If there is magic on this planet, it is contained in water. --Loren Eisley, The Immense Journey

Her Royal Majesty's Chief of Insect Genitalia Dissection
Grand Visser of the Six Legged Class
Chanticleer of the Holometabola Clade Church, Diptera Parish

LMNO


Cain

Quote from: Cain on February 28, 2011, 04:58:28 PM
Reading The Crippled God, the final part of the Malazan Books of the Fallen series.

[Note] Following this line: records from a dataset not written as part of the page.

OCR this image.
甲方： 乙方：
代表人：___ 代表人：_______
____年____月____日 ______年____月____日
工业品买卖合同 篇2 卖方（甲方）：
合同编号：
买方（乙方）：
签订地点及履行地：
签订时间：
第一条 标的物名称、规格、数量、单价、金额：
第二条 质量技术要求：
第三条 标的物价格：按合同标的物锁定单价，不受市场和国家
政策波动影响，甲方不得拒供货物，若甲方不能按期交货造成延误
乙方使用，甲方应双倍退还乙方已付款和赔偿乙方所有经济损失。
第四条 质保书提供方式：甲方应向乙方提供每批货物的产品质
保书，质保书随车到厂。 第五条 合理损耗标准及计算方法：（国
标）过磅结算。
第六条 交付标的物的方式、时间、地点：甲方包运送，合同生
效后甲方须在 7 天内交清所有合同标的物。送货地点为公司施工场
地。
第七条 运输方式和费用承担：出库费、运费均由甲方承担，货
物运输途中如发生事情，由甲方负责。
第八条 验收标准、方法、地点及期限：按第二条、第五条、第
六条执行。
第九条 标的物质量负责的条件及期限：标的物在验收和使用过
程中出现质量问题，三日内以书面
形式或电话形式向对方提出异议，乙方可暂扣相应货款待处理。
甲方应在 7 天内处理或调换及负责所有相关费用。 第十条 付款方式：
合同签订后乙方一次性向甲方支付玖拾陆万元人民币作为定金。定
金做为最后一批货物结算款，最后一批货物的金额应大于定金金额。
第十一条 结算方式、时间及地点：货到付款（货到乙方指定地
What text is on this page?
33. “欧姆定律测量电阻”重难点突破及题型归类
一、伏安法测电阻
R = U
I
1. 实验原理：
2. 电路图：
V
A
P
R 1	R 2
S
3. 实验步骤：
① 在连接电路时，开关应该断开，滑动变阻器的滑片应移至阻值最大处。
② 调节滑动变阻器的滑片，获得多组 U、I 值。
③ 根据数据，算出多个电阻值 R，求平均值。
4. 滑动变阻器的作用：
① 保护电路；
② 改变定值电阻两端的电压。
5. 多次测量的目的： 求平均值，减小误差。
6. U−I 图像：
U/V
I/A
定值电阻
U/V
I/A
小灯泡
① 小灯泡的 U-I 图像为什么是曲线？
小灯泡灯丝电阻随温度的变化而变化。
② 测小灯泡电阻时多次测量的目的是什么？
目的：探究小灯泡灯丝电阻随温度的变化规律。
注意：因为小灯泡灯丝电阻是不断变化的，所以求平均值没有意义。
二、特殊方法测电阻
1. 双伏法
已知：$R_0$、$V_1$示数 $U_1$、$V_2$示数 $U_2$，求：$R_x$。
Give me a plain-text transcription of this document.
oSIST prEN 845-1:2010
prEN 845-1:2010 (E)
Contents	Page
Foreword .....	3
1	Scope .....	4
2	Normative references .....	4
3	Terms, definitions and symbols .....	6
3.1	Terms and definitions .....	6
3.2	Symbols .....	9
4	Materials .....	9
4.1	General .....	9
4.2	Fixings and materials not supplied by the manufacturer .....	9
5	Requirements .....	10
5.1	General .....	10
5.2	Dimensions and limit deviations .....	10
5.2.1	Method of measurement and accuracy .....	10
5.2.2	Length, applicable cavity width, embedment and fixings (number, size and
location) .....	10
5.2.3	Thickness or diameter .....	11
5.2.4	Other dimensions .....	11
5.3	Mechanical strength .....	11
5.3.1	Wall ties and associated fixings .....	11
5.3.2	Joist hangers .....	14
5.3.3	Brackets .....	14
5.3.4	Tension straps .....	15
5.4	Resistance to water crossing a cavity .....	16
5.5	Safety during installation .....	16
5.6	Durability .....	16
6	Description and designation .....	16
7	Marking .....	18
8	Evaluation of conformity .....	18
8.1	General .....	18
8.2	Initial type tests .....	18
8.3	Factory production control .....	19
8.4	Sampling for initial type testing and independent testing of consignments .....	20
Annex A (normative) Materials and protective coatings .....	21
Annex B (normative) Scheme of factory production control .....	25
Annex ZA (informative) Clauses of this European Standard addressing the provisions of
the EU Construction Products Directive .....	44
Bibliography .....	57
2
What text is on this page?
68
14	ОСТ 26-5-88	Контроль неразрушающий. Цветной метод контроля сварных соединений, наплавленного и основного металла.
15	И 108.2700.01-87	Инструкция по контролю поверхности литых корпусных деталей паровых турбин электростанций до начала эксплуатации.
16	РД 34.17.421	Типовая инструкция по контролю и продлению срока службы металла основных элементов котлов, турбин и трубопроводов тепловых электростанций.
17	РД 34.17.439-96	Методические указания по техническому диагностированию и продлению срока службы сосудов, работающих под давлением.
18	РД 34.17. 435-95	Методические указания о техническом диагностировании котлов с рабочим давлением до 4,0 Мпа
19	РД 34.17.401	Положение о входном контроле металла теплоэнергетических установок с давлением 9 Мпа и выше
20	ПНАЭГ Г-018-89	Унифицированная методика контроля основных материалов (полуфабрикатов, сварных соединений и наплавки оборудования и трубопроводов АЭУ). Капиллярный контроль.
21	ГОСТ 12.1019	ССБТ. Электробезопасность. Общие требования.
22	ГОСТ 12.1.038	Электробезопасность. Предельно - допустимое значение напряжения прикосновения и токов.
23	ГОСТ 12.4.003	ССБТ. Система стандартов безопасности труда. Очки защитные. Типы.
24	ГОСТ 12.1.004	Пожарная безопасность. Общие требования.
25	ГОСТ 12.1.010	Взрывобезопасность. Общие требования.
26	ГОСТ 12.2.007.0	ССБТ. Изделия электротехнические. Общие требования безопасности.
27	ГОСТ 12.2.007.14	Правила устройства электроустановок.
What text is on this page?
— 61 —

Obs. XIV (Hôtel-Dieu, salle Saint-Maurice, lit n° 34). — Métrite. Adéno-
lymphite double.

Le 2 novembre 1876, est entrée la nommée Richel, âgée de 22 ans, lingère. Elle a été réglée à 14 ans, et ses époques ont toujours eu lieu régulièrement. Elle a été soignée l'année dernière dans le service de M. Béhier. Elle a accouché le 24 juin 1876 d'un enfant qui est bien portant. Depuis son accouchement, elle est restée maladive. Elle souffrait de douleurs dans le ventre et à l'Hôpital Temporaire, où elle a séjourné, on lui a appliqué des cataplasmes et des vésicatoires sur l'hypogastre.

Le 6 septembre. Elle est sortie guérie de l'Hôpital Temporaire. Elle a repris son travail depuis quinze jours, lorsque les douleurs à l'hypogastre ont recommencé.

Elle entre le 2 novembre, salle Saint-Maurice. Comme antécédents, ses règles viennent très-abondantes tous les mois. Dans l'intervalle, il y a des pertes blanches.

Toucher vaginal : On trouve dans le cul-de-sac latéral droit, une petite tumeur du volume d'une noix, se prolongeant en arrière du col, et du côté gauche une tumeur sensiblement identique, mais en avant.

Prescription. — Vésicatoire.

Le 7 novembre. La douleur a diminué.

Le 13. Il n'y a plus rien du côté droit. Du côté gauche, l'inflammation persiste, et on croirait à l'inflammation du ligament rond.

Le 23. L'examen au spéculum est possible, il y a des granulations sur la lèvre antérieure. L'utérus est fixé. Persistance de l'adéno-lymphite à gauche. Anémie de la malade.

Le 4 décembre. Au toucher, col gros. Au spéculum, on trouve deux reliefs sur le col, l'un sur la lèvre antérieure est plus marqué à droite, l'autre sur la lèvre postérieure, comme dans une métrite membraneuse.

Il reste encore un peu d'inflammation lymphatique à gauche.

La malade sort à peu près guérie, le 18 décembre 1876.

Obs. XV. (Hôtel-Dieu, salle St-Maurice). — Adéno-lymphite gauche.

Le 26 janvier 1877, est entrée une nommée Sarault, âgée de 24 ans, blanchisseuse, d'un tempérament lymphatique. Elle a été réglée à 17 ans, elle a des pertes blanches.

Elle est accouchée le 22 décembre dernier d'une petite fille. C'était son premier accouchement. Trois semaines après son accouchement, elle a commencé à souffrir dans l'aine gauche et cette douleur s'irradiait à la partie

The only problem is that its been so long since I've read the series, I've forgotten who at least half of the (incredibly large list of) characters are.

This part made me lol

Quote'Still nervous?' Hedge asked him. 'I'd be, if I was you. Khundryl like their horses. A lot. Between a warrior's horse and his mother, it's even odds which one he'd save, if it came down to choosing. Then you just went and killed 'em.'

'They were dying anyway, sir. In a single day, a horse needs more water than four soldiers, and those Khundryl were running out. Try bleeding a dehydrated animal, sir – it isn't easy.'

'Right, so now they got undead horses and still no water, meaning if you'd done that a week ago, why, all that sacrifice wouldn't have been necessary. They want to kill you, alchemist – it took me half a day to talk 'em out of it.'

Bavedict glared at Hedge. 'You just said, between horses and their mothers—'

'They'd save their mothers, of course. What are you, an idiot?'

The alchemist sighed.

'Anyway,' Hedge continued after a moment, 'we're all Bridgeburners now. Now it's true, we killed a few officers every now and then, if they was bad enough. Who wouldn't? Get a fool in charge and they're likely to get you all killed, so better top 'em first, right? But you ain't done nothing to earn that. Besides, I need you and so do they. So it's simple and all – nobody's gonna cut your throat.'

'I am most relieved, Commander.'

Hedge moved closer, dropping his voice. 'But listen. It's all about to fall apart – can you see that? The Bonehunters – those regulars – they're losing it.'

'Sir, we're not much better off.'

'So we don't want to get caught up in the slaughter, right? I already told my captains. We're gonna pull out hard as soon as it starts up – I want a hundred paces between us before they start looking for somebody new to kill.'

'Sir, do you think it will get that bad?'

Hedge shrugged. 'Hard to say. So far, the marines are holding 'em all in check. But there's gonna come a scrap, any time now, when a marine gets taken down. And the smell of blood will do it, mark my words.'

'How would the Bridgeburners have handled this, sir? Back in the day?'

'Simple. Sniff out the yappers and kill 'em. It's the ones who can't stop bitching, talking it up, egging on the stupider ones to do something stupid. Hoping it all busts out. Me' – he nodded to the column walking beside them – 'I'd jump Blistig and drag him off into the desert – and for a whole damned day nobody'd be sleeping, 'cause of all the screaming.'

'No wonder you all got outlawed,' Bavedict muttered

And this is why the Bridgeburners are one of my favourite fictional regiments.